A body lay on the front porch. From the way he was sprawled I knew he was dead.
A muffled ripping reached me, a second or so of sound, then another burst. The sounds seemed to be coming from the main house. I knew what those sounds were — bursts from a silenced submachine gun. The killers were still hard at it, slaughtering people.
Killers. There had to be more than one. The pistol felt useless in my hand.
Only a suicidal fool would charge in there with a pistol to face an unknown number of men armed with submachine guns. I’d certainly played the fool on numerous occasions in my life, but I sure as hell wasn’t suicidal. Lying behind that tree on wet, soaking leaves, I knew there was simply nothing I could do. I checked my watch. It was seventeen minutes after twelve.

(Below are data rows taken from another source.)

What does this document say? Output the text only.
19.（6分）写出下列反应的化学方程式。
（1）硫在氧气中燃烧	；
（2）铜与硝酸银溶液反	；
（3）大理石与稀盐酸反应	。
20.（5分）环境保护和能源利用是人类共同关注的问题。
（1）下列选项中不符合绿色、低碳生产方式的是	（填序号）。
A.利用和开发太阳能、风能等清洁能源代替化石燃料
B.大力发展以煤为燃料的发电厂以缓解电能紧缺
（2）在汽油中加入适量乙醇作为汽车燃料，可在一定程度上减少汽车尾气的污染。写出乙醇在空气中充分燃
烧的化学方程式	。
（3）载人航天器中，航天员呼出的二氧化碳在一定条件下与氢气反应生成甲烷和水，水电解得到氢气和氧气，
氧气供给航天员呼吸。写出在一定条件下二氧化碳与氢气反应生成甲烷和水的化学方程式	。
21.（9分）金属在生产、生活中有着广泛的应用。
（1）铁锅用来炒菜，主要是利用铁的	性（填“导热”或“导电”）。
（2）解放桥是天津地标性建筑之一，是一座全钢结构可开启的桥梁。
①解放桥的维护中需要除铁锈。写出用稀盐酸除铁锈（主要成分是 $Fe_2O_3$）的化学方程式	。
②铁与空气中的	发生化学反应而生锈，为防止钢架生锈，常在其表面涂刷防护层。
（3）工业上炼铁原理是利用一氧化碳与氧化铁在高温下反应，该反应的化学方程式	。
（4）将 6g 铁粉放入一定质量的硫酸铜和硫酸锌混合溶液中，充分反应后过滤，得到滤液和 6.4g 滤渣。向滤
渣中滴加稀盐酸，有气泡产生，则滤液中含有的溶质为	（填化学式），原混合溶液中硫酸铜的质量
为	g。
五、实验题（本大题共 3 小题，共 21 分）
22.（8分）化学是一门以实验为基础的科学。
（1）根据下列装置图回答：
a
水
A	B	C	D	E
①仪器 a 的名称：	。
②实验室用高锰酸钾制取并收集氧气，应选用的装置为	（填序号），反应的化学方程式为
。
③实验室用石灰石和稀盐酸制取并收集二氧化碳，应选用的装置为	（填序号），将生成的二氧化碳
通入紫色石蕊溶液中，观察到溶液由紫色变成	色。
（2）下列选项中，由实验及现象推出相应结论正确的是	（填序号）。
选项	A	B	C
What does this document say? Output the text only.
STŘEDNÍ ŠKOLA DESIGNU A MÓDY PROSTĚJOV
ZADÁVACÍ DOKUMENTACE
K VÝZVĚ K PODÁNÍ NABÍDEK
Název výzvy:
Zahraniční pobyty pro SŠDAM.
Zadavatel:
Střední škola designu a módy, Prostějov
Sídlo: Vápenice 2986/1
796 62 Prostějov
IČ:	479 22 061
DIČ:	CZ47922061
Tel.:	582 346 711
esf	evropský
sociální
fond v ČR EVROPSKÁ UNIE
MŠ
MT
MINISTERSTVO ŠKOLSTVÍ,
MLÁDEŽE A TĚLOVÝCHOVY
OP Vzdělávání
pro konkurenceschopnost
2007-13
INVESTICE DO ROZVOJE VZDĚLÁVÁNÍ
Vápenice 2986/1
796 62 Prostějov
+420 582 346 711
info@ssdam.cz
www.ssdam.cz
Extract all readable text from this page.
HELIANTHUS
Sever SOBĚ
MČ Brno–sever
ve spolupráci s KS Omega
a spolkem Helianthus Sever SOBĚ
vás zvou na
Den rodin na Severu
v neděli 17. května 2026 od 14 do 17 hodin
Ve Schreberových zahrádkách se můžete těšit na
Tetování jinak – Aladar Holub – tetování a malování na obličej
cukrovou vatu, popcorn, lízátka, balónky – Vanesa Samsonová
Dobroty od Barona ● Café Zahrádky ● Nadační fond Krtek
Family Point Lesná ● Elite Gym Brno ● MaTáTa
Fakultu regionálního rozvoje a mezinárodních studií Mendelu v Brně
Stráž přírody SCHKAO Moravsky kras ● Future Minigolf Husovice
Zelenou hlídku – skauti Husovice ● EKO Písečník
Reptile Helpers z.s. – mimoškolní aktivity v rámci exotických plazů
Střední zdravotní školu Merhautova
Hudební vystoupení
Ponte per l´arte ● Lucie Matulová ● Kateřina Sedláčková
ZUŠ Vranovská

Several minutes passed. The shooting seemed to be over. After those two bursts I heard, there had been nothing else. Now black smoke began to waft from the chimney.
I had been in the main room of the house on several occasions and remembered the huge, cut-stone fireplace.
The smoke became a column.
Maybe the bastards were setting the place on fire.
At twenty-nine past the hour a man wearing a camo outfit came out onto the porch. He had a submachine gun cradled in his arms. He walked to the end of the porch and, facing in my direction, made a come-here motion with his arm.
I froze, holding my breath. Certainly he couldn’t be motioning to me!
That was when I had a bad shock. A bush near a solitary tree twenty yards in front of me suddenly stood up and began walking toward the porch! It was a man in a ghillie suit, a web of cord and leaves and strips of rag that covered him completely and allowed him to sink to the ground and mold himself into the landscape. I could see the round sausage-shaped silencer on his weapon protruding from the suit.
If I had moved in any direction from this tree, he would have spotted me and killed me.
Every Tom, Dick, and Harry wore camouflage clothes these days, but silenced submachine guns and a ghillie suit? These men had the look of professionals. Military snipers, perhaps. Uh-oh! Right then I thanked my stars that I was wearing a dark green jacket, not my yellow one. The air went out of me, and I seemed to sink into the earth in my attempt to disappear from view.
I was also doing some hard thinking. When I saw the man in the camo clothes glance at his watch and take a two-way radio from a holster on his belt, I knew I was in deep and serious shit. They might have hiked across the hills through the national forest to get here, but I was willing to bet my pension these dudes were now waiting for a ride. Someone was going to drive a vehicle up the only road, and that someone was going to see my car — and call these guys on their handheld radios, which would cause them to come looking hard for little old me.
Even as that thought shot across my synapses, I heard the radio in his hand come to life. In that still air the sound carried, although I could not distinguish the words. Yep, both of them took a quick glance around.